What is an ERCP?
This procedure enables a physician to diagnose problems in the liver, gallbladder, bile ducts and pancreas. The liver is a large organ that, among other things, makes a liquid called bile that helps with digestion. Several small tubes (bile ducts) collect the bile from the liver and drain into one larger tube (common bile duct) which opens into the duodenum (first part of the intestine). The gallbladder, which is attached to the common bile duct, is a small pear-shaped organ that stores bile until it is needed for digestion. The pancreas is a large gland that produces chemicals that help with digestion, and hormones such as insulin. These chemicals are collected by a tube (pancreatic duct) which course through the pancreas.
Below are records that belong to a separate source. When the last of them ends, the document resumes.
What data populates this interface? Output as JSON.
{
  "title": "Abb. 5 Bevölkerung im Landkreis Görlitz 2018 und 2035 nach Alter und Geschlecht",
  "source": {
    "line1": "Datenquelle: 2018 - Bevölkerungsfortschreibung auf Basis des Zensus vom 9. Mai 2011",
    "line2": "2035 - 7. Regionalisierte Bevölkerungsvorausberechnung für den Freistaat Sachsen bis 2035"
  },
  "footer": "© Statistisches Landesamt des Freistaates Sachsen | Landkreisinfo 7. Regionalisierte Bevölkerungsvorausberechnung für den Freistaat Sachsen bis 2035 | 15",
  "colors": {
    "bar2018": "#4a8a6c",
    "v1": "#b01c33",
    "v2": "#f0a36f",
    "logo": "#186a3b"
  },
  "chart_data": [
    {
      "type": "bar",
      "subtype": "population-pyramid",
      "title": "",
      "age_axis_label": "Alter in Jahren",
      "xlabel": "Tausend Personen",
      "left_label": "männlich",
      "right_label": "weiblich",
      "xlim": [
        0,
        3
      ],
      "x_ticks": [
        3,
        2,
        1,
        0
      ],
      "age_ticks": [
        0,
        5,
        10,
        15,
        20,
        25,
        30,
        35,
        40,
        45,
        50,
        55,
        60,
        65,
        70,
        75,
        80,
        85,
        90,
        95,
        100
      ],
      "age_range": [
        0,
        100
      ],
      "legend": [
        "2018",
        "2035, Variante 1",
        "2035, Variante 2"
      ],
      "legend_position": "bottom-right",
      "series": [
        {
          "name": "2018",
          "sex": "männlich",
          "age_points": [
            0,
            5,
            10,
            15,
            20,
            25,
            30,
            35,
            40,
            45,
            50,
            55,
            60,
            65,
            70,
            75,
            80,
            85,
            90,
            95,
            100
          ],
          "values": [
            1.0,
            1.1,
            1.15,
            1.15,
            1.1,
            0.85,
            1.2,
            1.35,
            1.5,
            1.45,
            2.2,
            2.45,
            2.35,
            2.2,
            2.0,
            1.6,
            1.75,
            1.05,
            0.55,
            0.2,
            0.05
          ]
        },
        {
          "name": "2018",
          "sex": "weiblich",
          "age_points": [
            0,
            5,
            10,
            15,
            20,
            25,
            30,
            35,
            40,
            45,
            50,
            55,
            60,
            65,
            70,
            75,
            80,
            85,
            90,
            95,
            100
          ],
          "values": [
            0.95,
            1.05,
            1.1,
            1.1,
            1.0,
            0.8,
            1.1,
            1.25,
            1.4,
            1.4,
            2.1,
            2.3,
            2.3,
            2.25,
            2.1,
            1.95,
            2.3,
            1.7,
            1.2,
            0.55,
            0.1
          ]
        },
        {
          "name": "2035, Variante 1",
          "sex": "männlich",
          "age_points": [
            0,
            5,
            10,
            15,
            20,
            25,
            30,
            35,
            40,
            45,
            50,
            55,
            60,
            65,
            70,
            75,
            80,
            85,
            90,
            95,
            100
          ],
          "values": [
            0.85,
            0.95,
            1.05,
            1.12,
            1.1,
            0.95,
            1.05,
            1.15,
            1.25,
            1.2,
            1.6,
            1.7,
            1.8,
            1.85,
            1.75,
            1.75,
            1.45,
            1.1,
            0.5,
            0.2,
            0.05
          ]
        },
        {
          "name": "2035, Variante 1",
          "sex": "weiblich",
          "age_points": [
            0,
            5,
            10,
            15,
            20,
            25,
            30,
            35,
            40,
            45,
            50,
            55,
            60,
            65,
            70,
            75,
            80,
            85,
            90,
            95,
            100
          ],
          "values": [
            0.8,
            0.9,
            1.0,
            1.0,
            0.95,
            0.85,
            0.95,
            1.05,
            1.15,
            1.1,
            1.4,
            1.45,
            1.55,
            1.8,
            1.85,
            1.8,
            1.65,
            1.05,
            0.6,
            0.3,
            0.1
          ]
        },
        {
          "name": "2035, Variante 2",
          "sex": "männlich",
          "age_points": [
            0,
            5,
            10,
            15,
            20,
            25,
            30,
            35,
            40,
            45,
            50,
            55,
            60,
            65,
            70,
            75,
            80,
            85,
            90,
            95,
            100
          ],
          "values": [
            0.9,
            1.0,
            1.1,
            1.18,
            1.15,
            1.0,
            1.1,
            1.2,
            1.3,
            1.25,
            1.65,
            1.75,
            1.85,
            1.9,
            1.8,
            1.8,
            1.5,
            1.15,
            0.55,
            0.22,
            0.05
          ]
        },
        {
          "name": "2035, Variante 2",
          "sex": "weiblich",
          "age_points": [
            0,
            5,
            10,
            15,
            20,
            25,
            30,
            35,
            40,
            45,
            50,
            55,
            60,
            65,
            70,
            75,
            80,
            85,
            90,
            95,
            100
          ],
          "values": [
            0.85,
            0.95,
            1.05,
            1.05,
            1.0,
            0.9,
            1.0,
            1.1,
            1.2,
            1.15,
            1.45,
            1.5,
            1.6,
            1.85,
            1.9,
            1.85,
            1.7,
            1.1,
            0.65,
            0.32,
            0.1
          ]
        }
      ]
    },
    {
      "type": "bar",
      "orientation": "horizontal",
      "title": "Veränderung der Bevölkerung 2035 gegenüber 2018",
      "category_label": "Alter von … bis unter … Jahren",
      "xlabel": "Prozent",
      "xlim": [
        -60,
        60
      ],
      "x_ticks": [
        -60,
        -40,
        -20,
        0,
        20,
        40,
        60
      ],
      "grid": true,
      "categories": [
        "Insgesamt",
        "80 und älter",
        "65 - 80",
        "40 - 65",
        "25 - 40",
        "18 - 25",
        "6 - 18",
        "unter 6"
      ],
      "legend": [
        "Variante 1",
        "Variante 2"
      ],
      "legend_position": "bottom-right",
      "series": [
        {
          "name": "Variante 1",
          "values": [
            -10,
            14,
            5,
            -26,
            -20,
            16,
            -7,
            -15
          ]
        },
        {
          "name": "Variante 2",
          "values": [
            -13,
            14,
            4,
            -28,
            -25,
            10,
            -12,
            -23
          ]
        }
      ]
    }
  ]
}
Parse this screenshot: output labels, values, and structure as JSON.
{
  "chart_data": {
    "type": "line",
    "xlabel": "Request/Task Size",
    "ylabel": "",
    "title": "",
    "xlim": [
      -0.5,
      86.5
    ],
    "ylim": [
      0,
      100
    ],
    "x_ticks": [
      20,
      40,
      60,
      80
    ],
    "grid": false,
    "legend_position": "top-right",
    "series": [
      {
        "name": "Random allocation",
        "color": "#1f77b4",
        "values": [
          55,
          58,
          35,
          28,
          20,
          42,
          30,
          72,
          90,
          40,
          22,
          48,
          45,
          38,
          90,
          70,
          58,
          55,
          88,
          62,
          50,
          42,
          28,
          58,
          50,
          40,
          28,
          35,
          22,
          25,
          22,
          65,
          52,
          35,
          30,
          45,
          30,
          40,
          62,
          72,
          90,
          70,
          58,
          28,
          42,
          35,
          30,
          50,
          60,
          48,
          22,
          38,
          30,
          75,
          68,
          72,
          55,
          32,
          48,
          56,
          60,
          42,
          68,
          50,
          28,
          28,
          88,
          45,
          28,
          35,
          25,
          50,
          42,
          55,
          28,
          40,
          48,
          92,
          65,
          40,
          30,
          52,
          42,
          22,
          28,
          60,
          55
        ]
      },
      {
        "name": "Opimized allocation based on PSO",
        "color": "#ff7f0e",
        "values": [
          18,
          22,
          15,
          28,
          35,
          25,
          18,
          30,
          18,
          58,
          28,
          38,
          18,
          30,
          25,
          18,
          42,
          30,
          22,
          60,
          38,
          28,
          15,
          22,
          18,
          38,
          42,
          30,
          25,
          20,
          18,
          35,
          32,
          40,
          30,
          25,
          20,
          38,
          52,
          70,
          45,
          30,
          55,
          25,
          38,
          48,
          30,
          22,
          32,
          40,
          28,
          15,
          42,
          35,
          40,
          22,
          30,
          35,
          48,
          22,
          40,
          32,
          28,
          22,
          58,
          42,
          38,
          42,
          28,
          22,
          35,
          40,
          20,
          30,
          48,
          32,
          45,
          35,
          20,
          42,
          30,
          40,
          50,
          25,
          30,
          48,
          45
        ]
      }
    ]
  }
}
Both the pancreatic duct and common bile duct open into the duodenum.
Why is an ERCP Done?
ERCP is used primarily to diagnose and treat conditions of the bile ducts, including gallstones, inflammatory strictures, blockages (obstruction), leaks, and cancer. ERCP can also be used to examine diseases of the pancreas, such as pancreatitis, stones or strictures of the pancreatic duct, pancreatic cysts and tumors
How Does One Prepare for ERCP?
In order to achieve accurate results, you must have an empty stomach before the procedure. You should not eat or drink anything for at least six hours before an upper endoscopy. Tell your doctor about any conditions or medications you take and he or she will instruct you on how to prepare.
How is ERCP Performed?
It is performed in an X-Ray Room. The patient is asked to lie on the left side and a sedative is generally given to the patient. Then, an endoscope is inserted into the esophagus till the common bile duct. Now, the patient is turned to lie flat and the provider passes a plastic tube into the opening of the common bile duct.
Then a dye is injected into the common bile duct. A Radiologists will take X-Rays images. If a gallstone is found, a very small incision is given at the opening of the bile duct. This causes widening of the opening. The blocked stone now is easily removed.
If the duct has become narrowed. Biopsies i.e small tissue samples can be taken for further examination.
This procedure takes around 20 to 45 minutes.
What Happens after the ERCP is Done?
- Patients will not be able to drive after procedure because of the sedation during test.
- Patients should not operate any machinery for at least 8 hours after procedure.
- If a patient suffers from any pain or develops any unusual symptoms, it should be reported to your physician immediately.
What are the Risks Associated with ERCP?
Generally, ERCP is a well-tolerated procedure when performed by physicians who have the proper skills and training. The risks of complications are low, but they can occur. One complication is pancreatitis, which is inflammation of the pancreas. Other complications can include internal bleeding from the intestines, bile or pancreatic ducts, infection, or perforation (a hole or a deep tear in the lining of the gastrointestinal tract). Other risks involve complications related to the anesthetics and sedatives (breathing difficulties, aspiration) or complications related to heart and lung disease.